Many clients, when they reflect on what distracted or stressed them during the day or what did not go to plan, report having felt “triggered”, like they knew what they should have done, but “something was in their way” of acting on it. And they often feel intense emotions from it like stress, shame, anger, guilt, blame, procrastination…
After:
The Morning Visualization is designed to involve the different parts of you (rational but also emotional and “reptilian”) so under 5 minutes, you can identify internal conflicts, triggers and blocks before they happen, which gives you a chance and some time to reduce their occurrence or intensity. As a result, you face less and milder triggers, feel less stressed and can focus more on your priorities.
FAIRE
Close my eyes
3X slow deep breathes with a smile on my face
Visualize my upcoming day as I think it will unfold and focus on how my guts feel
For any intense feeling, I attach a mental label to the feeling then move on to the next part of my day
For the most negative emotions, I visualize how I want to feel instead and what it changes, then I attach a label to it
I mentally list my 3 priorities for the day that will make me feel the best
I mentally list 3X things I commit to NOT TO
I open my eyes and assess how I feel
Optional:
I act on NOT TO list until the related emotions are acceptable (send notice for reschedule, delegation, cancelation…, state your focus…)
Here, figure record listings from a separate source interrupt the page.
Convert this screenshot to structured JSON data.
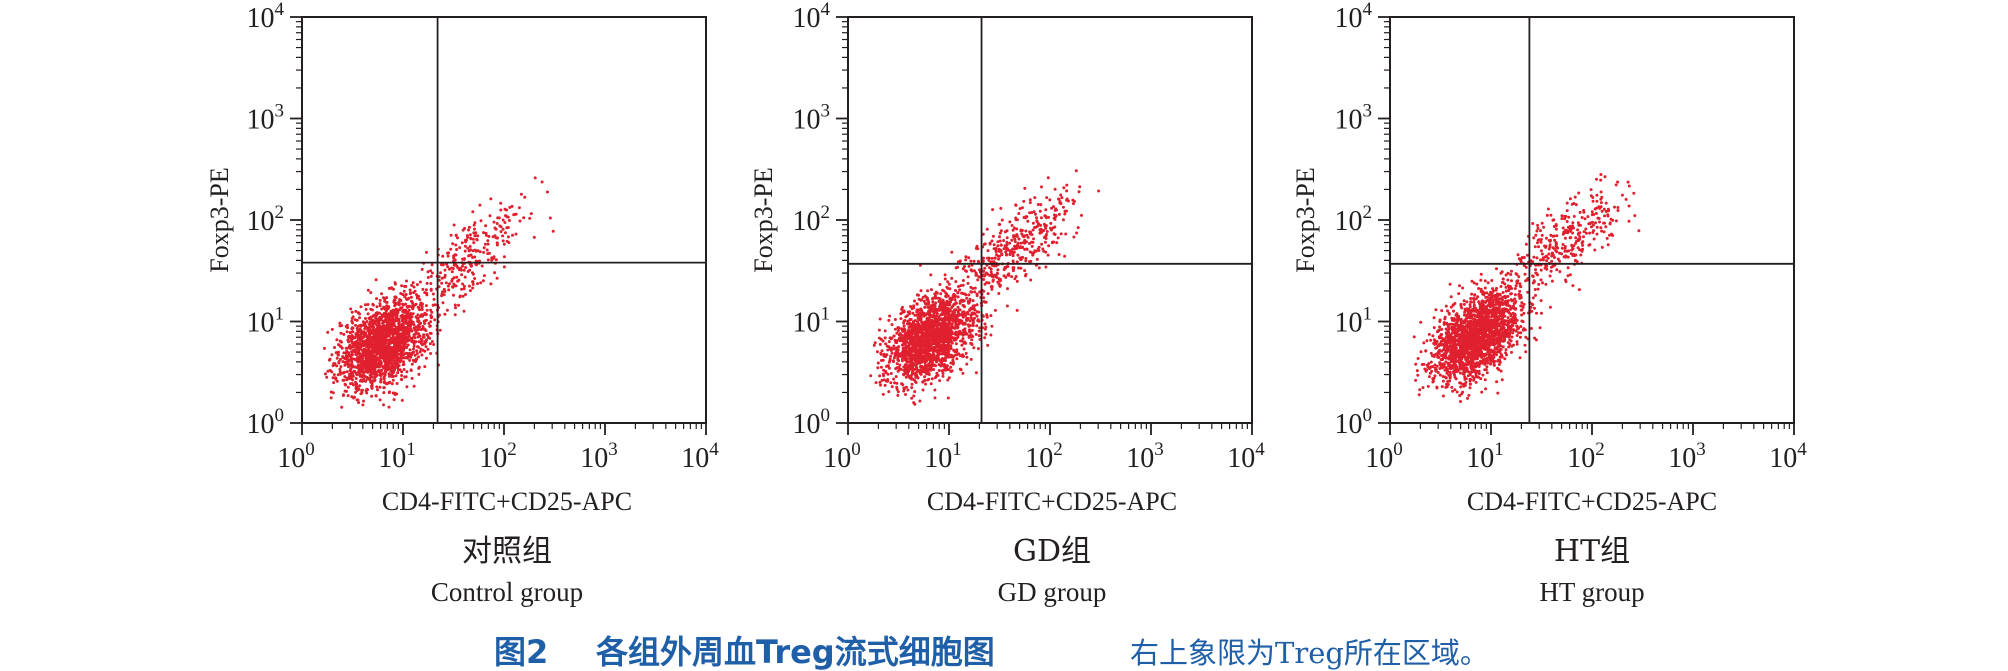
{
  "figure": {
    "label": "图2",
    "title": "各组外周血Treg流式细胞图",
    "note": "右上象限为Treg所在区域。",
    "colors": {
      "dots": "#e0202f",
      "axes": "#231f20",
      "caption": "#1f5fa8"
    }
  },
  "chart_data": [
    {
      "type": "scatter",
      "group_cn": "对照组",
      "group_en": "Control group",
      "xlabel": "CD4-FITC+CD25-APC",
      "ylabel": "Foxp3-PE",
      "x_scale": "log",
      "y_scale": "log",
      "xlim": [
        1,
        10000
      ],
      "ylim": [
        1,
        10000
      ],
      "x_ticks": [
        "10^0",
        "10^1",
        "10^2",
        "10^3",
        "10^4"
      ],
      "y_ticks": [
        "10^0",
        "10^1",
        "10^2",
        "10^3",
        "10^4"
      ],
      "quadrant_gate": {
        "x": 22,
        "y": 38
      },
      "populations": [
        {
          "center_log": [
            0.8,
            0.78
          ],
          "spread_log": [
            0.22,
            0.22
          ],
          "correlation": 0.4,
          "count": 1900
        },
        {
          "center_log": [
            1.65,
            1.62
          ],
          "spread_log": [
            0.28,
            0.28
          ],
          "correlation": 0.75,
          "count": 300
        }
      ],
      "grid": false
    },
    {
      "type": "scatter",
      "group_cn": "GD组",
      "group_en": "GD group",
      "xlabel": "CD4-FITC+CD25-APC",
      "ylabel": "Foxp3-PE",
      "x_scale": "log",
      "y_scale": "log",
      "xlim": [
        1,
        10000
      ],
      "ylim": [
        1,
        10000
      ],
      "x_ticks": [
        "10^0",
        "10^1",
        "10^2",
        "10^3",
        "10^4"
      ],
      "y_ticks": [
        "10^0",
        "10^1",
        "10^2",
        "10^3",
        "10^4"
      ],
      "quadrant_gate": {
        "x": 21,
        "y": 37
      },
      "populations": [
        {
          "center_log": [
            0.82,
            0.83
          ],
          "spread_log": [
            0.22,
            0.22
          ],
          "correlation": 0.45,
          "count": 1800
        },
        {
          "center_log": [
            1.6,
            1.68
          ],
          "spread_log": [
            0.32,
            0.3
          ],
          "correlation": 0.75,
          "count": 450
        }
      ],
      "grid": false
    },
    {
      "type": "scatter",
      "group_cn": "HT组",
      "group_en": "HT group",
      "xlabel": "CD4-FITC+CD25-APC",
      "ylabel": "Foxp3-PE",
      "x_scale": "log",
      "y_scale": "log",
      "xlim": [
        1,
        10000
      ],
      "ylim": [
        1,
        10000
      ],
      "x_ticks": [
        "10^0",
        "10^1",
        "10^2",
        "10^3",
        "10^4"
      ],
      "y_ticks": [
        "10^0",
        "10^1",
        "10^2",
        "10^3",
        "10^4"
      ],
      "quadrant_gate": {
        "x": 24,
        "y": 37
      },
      "populations": [
        {
          "center_log": [
            0.85,
            0.85
          ],
          "spread_log": [
            0.22,
            0.22
          ],
          "correlation": 0.45,
          "count": 2000
        },
        {
          "center_log": [
            1.72,
            1.78
          ],
          "spread_log": [
            0.28,
            0.26
          ],
          "correlation": 0.7,
          "count": 350
        }
      ],
      "grid": false
    }
  ]
}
I adjust my schedule and assign time to build safety and mitigate my potential triggers
NE PAS FAIRE
Keep my eyes open during the experience (as it allows to access emotions)
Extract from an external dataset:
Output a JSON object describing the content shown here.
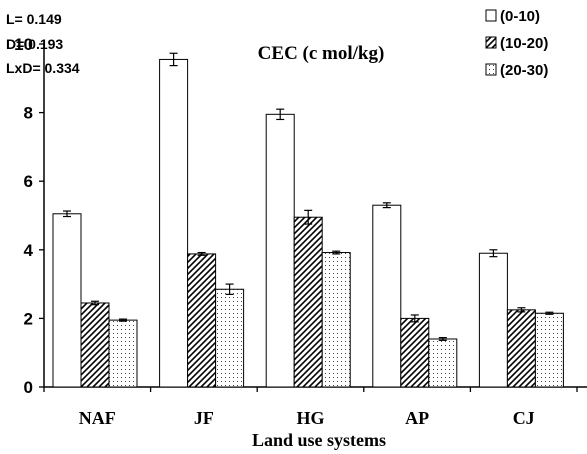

Deny the little voice, objection (as it always comes back as stress and self-judgement)
Rush through it (as you would only access the Rational part of you)
Example
Video to be uploaded
Your next 2 weeks steps
Start NOW or schedule your first try:
Apply TO DO right away (<30 minutes)
Once done, decide your commitment for the next 2 weeks
How are you feeling right after? Compared to before? What was the value for you?
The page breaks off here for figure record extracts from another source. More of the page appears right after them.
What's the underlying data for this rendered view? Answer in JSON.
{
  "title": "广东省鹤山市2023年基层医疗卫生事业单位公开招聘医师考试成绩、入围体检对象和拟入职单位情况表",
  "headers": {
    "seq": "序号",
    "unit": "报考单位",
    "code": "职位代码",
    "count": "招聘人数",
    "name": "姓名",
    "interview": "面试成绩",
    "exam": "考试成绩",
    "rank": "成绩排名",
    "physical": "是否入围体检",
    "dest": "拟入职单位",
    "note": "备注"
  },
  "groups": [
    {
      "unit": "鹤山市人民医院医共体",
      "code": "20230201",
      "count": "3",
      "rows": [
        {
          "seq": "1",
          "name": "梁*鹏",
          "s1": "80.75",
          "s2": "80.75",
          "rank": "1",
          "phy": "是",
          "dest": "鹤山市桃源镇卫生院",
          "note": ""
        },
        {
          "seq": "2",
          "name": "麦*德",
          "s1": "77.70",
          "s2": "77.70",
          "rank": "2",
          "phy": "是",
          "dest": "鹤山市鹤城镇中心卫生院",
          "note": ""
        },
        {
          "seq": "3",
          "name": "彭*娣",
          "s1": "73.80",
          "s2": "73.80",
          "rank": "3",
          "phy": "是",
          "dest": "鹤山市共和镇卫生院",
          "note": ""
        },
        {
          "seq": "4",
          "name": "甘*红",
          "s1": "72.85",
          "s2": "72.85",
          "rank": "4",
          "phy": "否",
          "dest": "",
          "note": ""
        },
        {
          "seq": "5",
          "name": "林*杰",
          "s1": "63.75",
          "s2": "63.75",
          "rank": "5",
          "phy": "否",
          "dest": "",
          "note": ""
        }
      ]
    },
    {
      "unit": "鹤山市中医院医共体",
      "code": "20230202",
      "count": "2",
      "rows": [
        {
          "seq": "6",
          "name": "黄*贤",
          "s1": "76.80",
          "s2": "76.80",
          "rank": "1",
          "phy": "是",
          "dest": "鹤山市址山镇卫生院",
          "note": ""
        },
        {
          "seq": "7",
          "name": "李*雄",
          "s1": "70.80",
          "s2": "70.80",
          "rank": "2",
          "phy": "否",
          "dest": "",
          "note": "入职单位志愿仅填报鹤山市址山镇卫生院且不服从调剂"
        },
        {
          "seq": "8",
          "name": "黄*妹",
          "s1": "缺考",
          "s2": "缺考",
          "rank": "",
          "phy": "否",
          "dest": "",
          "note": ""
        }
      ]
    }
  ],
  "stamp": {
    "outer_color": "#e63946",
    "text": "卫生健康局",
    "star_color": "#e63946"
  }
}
What to adjust for you to commit for 2 weeks?
Visualize the next time you apply it and how you would like to feel
Celebrate that you have tried something new
Build your habit (-> more practice -> more results)
Model: After [OTHER CURRENT HABIT] and at/when [TIME], I will [NEW HABIT] in [LOCATION].
Example: Before I log in at work, I put myself in a comfortable position. I close my eyes, and I imagine how I feel after my Morning Visualization: I feel clear and excited about my upcoming day, as I know when my potential triggers and NOT DO and what my priorities are.